Simple Summary
OpenZeppelin proposes a Security Partnership with the Venus protocol for performing security audits on retainer. As Venus’s trusted security partner, we will perform continuous security audits of Venus codebases and provide actionable feedback to help the team improve smart contract security. We offer a total of 24 weeks of security research time to be used over the next 6 months for audits as directed by the Venus protocol team, which includes fix reviews and a high-level analysis of current protocol security. The total cost is $554,400 to be paid in USDC on a quarterly schedule from the Venus treasury, starting with $277,200 at the start of Q3 2023 followed by the same amount at the start of Q4.
About OpenZeppelin
About OpenZeppelin
OpenZeppelin is a leading blockchain infrastructure security firm that performs security audits and provides developer tools for decentralized systems that power multimillion-dollar economies. OpenZeppelin has set industry standards for building secure, decentralized systems and has gained the trust of industry leaders including Coinbase, the Ethereum Foundation, Matter Labs, and the original Compound protocol. OpenZeppelin built and maintains the world’s leading Open Source library for smart contract development with more than twenty millions downloads and 200 contributors.

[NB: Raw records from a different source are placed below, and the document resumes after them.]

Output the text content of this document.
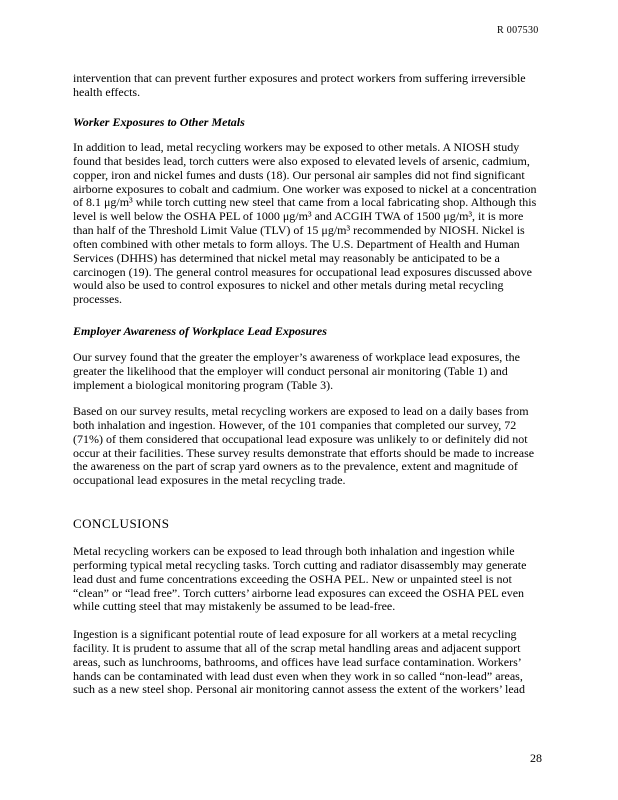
R 007530
intervention that can prevent further exposures and protect workers from suffering irreversible
health effects.
Worker Exposures to Other Metals
In addition to lead, metal recycling workers may be exposed to other metals. A NIOSH study
found that besides lead, torch cutters were also exposed to elevated levels of arsenic, cadmium,
copper, iron and nickel fumes and dusts (18). Our personal air samples did not find significant
airborne exposures to cobalt and cadmium. One worker was exposed to nickel at a concentration
of 8.1 μg/m³ while torch cutting new steel that came from a local fabricating shop. Although this
level is well below the OSHA PEL of 1000 μg/m³ and ACGIH TWA of 1500 μg/m³, it is more
than half of the Threshold Limit Value (TLV) of 15 μg/m³ recommended by NIOSH. Nickel is
often combined with other metals to form alloys. The U.S. Department of Health and Human
Services (DHHS) has determined that nickel metal may reasonably be anticipated to be a
carcinogen (19). The general control measures for occupational lead exposures discussed above
would also be used to control exposures to nickel and other metals during metal recycling
processes.
Employer Awareness of Workplace Lead Exposures
Our survey found that the greater the employer’s awareness of workplace lead exposures, the
greater the likelihood that the employer will conduct personal air monitoring (Table 1) and
implement a biological monitoring program (Table 3).
Based on our survey results, metal recycling workers are exposed to lead on a daily bases from
both inhalation and ingestion. However, of the 101 companies that completed our survey, 72
(71%) of them considered that occupational lead exposure was unlikely to or definitely did not
occur at their facilities. These survey results demonstrate that efforts should be made to increase
the awareness on the part of scrap yard owners as to the prevalence, extent and magnitude of
occupational lead exposures in the metal recycling trade.
CONCLUSIONS
Metal recycling workers can be exposed to lead through both inhalation and ingestion while
performing typical metal recycling tasks. Torch cutting and radiator disassembly may generate
lead dust and fume concentrations exceeding the OSHA PEL. New or unpainted steel is not
“clean” or “lead free”. Torch cutters’ airborne lead exposures can exceed the OSHA PEL even
while cutting steel that may mistakenly be assumed to be lead-free.
Ingestion is a significant potential route of lead exposure for all workers at a metal recycling
facility. It is prudent to assume that all of the scrap metal handling areas and adjacent support
areas, such as lunchrooms, bathrooms, and offices have lead surface contamination. Workers’
hands can be contaminated with lead dust even when they work in so called “non-lead” areas,
such as a new steel shop. Personal air monitoring cannot assess the extent of the workers’ lead
28
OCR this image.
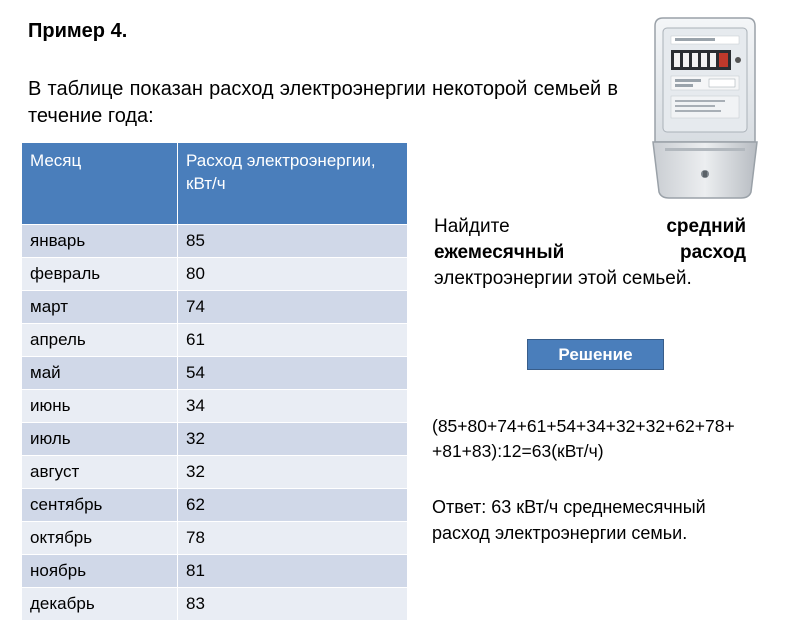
Пример 4.
В таблице показан расход электроэнергии некоторой семьей в течение года:
Месяц	Расход электроэнергии, кВт/ч
январь	85
февраль	80
март	74
апрель	61
май	54
июнь	34
июль	32
август	32
сентябрь	62
октябрь	78
ноябрь	81
декабрь	83
Найдите	средний
ежемесячный	расход
электроэнергии этой семьей.
Решение
(85+80+74+61+54+34+32+32+62+78+
+81+83):12=63(кВт/ч)
Ответ: 63 кВт/ч среднемесячный
расход электроэнергии семьи.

OpenZeppelin has already seen success in security partnerships with DAOs including Compound, which forms the backbone of the Venus Protocol codebase. We have already leveraged our existing expertise in lending protocol security to audit the SwapRouter and Oracles codebases for Venus in which we reported 25 total security issues. We see this proposal as the next step in growing our relationship with the Venus community and further improving overall security with a more continuous security model.
Partnership Offerings
Our Security partnership consists of the following.
Continuous Security Audits on Retainer
As Venus’s trusted security partner, we will do a continuous security audit of your codebases. Unlike individual audit engagements, our security researchers will be assigned to work on your project for the duration of this engagement. This provides scheduling flexibility, enhances auditor knowledge of your codebase and builds a more collaborative client-auditor relationship to produce better results. In addition to formal auditing, our team can offer security advisory on Web3 best practices to improve secure code development going forward.
We are offering a total of 24 security researchers weeks along with 12 days of fix review time to be used over the next 6 months starting on June 28th until the end of the 2023 year. Audit time will be utilized in coordination with the Venus protocol team, with a minimum of 45 days notice required for scheduling new audits. In order to effectively use the booked slots, we will need a preliminary version of the codebase 3 weeks in advance and the commit hash 1 week before the starting date. This is necessary to define the scope in advance. If by the end of the engagement Venus has remaining weeks, and Venus protocol doesn’t have anything to review, the weeks will not be rescheduled for the future, and the weeks will be deducted from the package, even if it has not been used (this term is required in order to book our time in advance).
Our currently planned list of audit priorities are listed below. Please note that these might be subject to change as we continue to coordinate priorities set by the Venus protocol team:
- New Liquidator contract
- Diamond Comptroller
- Automatic allocation of income and Prime contract
- Collecting needed tokens and Shortfall handling
System Security Analysis
OpenZeppelin will perform an overall review of your existing smart contract design, security infrastructure and processes to help improve the overall security of your currently deployed system. Upon completion we will deliver a detailed report that provides feedback on your system design, access control, and team processes with recommendations to make improvements and address potential security shortcomings. This offering is recommended as a prerequisite for other long-term engagement offerings to give our team the opportunity to understand your security needs and system architecture best and maximize the value you receive from our subsequent audits.
We are offering our System Security Analysis service without additional charge, estimated at 2 additional security researcher weeks.
Payment Structure
OpenZeppelin will charge $554,400 in total for the security services provided above. This will be paid in two quarterly installments of $277,200 in USDC from the Venus Treasury, with the first to be paid at the start of July 2023. This will follow the same format as the prior proposal payment issued through VIP-120.
Terms & Conditions
By approving this proposal and proceeding to make payment of the fees to OpenZeppelin, Venus agrees to our DAO Terms of Service.